In need of some advice before I drive myself insane, feel so alone right now and just feel I have no one to turn or talk to.
My anxiety is really playing up lately and it is driving me mad. It is ruining everything and I am risking losing my partner whom means everything to me and I am so scared.
Lately he seems to be so distant from me and I do not know what is wrong, he doesn’t speak to me as much, want to hug or kiss me hardly ever and is very snappy with me, last night when we were watching tv he even snapped at me for looking at him. I know he has taken on a lot of extra work in his job so I am maybe thinking he is bringing his work stress home but then I think is it me or something I have done, I have tried talking to him but he says everything is fine or when I try to talk to him about stuff he is just snappy. It is really getting me down, people have told me to give him space and he will come around but I am worrying so much that he will leave me that it is making me feel sick.
I just think to myself is this all in my head, is my anxiety causing unnecessary drama again for me, am I over reacting about things. When he doesn’t say I love you or doesn’t want to hug me is it just me over reacting straight away and thinking oh god he is going to leave me or should I really be concerned about what is going on right now.
Then I just feel so much resentment towards his job, I hate him been there, they have gave him more jobs he is going to start having to work 2 Saturdays a month and I just hate it. Feel sometimes that I am second best to the place and the people in it and I cant even tell him that cause when I do he says its his job and it has to be done so no point moaning about it, it’s a means to an end and nothing can change it, which makes me feel even more frustrated cause every time he goes out the door and is of with me and then walks in the door and is even more of with me it makes me feel really sad and I blame that place for it.

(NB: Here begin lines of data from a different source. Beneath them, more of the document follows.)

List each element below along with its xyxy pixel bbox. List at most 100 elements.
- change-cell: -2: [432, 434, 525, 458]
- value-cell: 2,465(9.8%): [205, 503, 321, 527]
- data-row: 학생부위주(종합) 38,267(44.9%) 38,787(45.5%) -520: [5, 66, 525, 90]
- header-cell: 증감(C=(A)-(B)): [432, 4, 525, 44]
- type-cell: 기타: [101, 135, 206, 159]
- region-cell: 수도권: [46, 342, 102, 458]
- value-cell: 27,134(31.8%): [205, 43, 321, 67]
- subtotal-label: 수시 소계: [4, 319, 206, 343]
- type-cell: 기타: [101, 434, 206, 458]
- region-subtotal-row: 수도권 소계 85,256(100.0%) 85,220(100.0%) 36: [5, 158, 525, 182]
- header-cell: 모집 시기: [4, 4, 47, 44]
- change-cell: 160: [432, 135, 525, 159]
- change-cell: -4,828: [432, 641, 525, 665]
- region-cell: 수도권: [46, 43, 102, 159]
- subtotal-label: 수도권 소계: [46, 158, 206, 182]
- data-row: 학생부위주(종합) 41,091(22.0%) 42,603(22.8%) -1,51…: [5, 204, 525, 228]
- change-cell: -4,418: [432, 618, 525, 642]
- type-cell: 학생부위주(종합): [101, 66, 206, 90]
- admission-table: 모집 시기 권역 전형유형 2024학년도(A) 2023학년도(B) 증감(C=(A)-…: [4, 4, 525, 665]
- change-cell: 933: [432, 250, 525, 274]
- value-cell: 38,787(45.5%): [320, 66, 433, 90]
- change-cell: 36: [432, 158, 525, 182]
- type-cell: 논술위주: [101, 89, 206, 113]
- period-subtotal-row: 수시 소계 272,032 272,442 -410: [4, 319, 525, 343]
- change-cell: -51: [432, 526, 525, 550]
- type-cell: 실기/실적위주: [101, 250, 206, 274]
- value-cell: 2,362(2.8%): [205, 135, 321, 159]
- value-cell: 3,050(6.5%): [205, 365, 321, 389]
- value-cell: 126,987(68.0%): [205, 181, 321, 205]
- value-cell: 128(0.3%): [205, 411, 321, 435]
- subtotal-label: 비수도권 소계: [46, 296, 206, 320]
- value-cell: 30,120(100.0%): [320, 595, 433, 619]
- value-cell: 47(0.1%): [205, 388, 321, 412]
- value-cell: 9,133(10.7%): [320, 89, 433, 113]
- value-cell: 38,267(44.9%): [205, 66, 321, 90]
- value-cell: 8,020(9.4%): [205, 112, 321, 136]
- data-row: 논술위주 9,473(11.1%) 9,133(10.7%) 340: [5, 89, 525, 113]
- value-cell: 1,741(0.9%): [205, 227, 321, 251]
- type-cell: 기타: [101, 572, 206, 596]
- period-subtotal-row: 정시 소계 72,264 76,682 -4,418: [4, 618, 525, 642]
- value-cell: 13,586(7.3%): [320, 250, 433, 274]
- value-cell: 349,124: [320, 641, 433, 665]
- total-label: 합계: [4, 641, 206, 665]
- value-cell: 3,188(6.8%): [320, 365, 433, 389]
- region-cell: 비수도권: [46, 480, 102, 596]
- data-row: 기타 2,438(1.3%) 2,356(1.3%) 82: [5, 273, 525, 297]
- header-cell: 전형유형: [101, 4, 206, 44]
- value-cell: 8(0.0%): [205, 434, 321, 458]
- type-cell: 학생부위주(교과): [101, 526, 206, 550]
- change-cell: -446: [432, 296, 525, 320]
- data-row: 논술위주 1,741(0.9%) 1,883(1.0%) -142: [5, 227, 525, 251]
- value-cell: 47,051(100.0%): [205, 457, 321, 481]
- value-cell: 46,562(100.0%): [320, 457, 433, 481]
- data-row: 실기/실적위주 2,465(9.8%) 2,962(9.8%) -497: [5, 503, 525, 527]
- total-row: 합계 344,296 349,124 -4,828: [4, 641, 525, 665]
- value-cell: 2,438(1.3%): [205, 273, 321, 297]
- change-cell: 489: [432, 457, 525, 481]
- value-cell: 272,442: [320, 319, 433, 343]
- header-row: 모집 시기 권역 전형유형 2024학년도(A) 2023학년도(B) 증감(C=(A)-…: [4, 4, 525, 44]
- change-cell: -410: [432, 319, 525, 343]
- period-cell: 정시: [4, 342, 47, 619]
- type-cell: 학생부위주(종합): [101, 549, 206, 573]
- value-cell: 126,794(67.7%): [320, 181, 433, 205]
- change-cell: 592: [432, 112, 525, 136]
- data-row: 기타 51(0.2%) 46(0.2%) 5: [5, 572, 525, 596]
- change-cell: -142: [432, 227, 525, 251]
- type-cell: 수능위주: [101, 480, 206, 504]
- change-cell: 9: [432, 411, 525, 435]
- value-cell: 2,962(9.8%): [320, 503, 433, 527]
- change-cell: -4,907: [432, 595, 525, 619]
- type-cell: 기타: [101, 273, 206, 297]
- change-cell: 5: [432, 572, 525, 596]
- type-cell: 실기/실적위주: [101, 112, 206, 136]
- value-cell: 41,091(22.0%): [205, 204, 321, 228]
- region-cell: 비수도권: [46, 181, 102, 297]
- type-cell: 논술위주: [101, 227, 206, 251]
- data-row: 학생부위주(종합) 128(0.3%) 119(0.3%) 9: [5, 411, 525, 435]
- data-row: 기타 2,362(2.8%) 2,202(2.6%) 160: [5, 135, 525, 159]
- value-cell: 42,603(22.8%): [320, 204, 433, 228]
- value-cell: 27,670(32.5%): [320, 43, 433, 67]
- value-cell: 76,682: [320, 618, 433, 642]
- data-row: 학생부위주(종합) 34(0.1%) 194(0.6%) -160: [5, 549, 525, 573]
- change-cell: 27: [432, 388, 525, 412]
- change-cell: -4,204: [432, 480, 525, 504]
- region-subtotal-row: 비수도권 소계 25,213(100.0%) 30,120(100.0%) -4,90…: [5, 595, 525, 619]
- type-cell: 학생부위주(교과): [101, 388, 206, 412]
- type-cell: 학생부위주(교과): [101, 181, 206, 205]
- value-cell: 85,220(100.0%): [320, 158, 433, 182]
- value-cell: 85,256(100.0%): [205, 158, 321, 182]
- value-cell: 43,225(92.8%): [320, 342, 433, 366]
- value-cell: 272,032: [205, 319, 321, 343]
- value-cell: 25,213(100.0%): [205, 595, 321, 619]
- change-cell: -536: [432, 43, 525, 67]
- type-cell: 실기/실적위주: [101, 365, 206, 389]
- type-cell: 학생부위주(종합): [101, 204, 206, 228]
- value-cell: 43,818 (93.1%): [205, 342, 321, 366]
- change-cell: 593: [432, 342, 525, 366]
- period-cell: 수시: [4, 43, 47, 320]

I really have no idea what to do right now, feel like I could cry at the drop of a hat, feel worn out and run down and just so anxious, I am always seeking reassurance from him cause he seems so distant so I need to keep asking him if everything is ok which probably is the wrong thing to do, am I stupid for over thinking and worrying so much. Is this all my fault am I pushing him away I don’t know
Just need some advice on what to do in this situation, from a man’s and a woman’s point of view. What should I do, do I give him space do I ask him 101 questions to get the bottom of this or shall I just leave and do him a favour.